Ночевал Иван в церкви, в притворе — вместе с двумя иконописцами, которые подрядились расписать алтарь.
Вставал он чуть свет и, захватив свою рогульку, шел по выгоревшей стерне искать воду, а иконописцы ставили сосновые доски, перехваченные двумя поперечинами — чтобы иконы не покривились, — долго, до пены, взбивали в миске желтки (разводить краску) и брались за кисти.
Возвращался Иван поздно, к ночи, так и не обнаружив воды. Вместе с богомазами ужинал хлебом, луком и брынзой — тем же, что и святые угодники на еще не просохших досках, — и укладывался спать. Дым жнивья ел глаза, но он покрепче стискивал веки и — усталость пересиливала — забывался сном. Проснувшись, он заставал иконописцев уже за работой. Шипит, густеет в миске охряная пена, краски пахнут утренней зорькой, а крупы господних коней сверкают так, будто пламя горящей стерни осталось на них и никак не схлынет.
— …И наконец, — Иван, продолжая рассказ, взглянул на художника, — рогулька запрыгала у меня в руках. Отступаю на два шага назад, пробую снова — нет, все равно, никакого обману! Прыгает — не удержать! «Кирку, говорю, давайте. Вроде бы тут!» Рою, землю наверх выкидываю… Корни травы позади остались. Корни акации — все тоньше, тоньше и тоже кончились. Ткнулась моя кирка во что–то твердое. Разрыл — кость человечья, давняя, временем источенная. Осторожненько расчистил. Гляжу — бедро. Рядышком — позвонки, как горох рассыпанные. Череп крохотный — то ли баба, то ли паренек, не знаю. Из глазниц земля сыплется… Вот так, значит, и лежит человек. Под ним — тайна земная, над ним — тайна небесная…

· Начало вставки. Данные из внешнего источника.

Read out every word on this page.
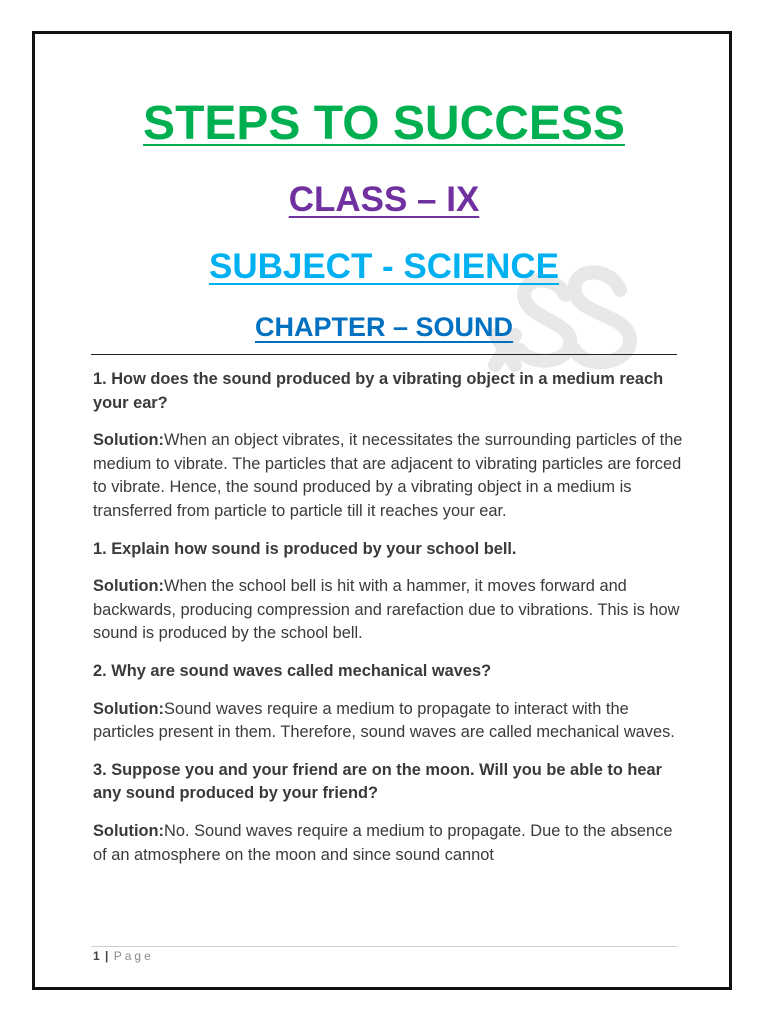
STEPS TO SUCCESS
CLASS – IX
SUBJECT - SCIENCE
CHAPTER – SOUND

1. How does the sound produced by a vibrating object in a medium reach your ear?

Solution:When an object vibrates, it necessitates the surrounding particles of the medium to vibrate. The particles that are adjacent to vibrating particles are forced to vibrate. Hence, the sound produced by a vibrating object in a medium is transferred from particle to particle till it reaches your ear.

1. Explain how sound is produced by your school bell.

Solution:When the school bell is hit with a hammer, it moves forward and backwards, producing compression and rarefaction due to vibrations. This is how sound is produced by the school bell.

2. Why are sound waves called mechanical waves?

Solution:Sound waves require a medium to propagate to interact with the particles present in them. Therefore, sound waves are called mechanical waves.

3. Suppose you and your friend are on the moon. Will you be able to hear any sound produced by your friend?

Solution:No. Sound waves require a medium to propagate. Due to the absence of an atmosphere on the moon and since sound cannot

1 | Page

— А между двумя этими тайнами — тайна человеческая, — задумчиво проговорил художник. — Разве человек — меньшая загадка, чем мироздание?
Иван ничего не ответил.
…Все ниже и ниже спускался он в земные недра. Голос бился о стенки колодца, по влажным комьям, вывернутым острием кирки, и, угасая, с трудом долетал наверх, где не то всходило, не то садилось солнце — Иван уже потерял счет часам.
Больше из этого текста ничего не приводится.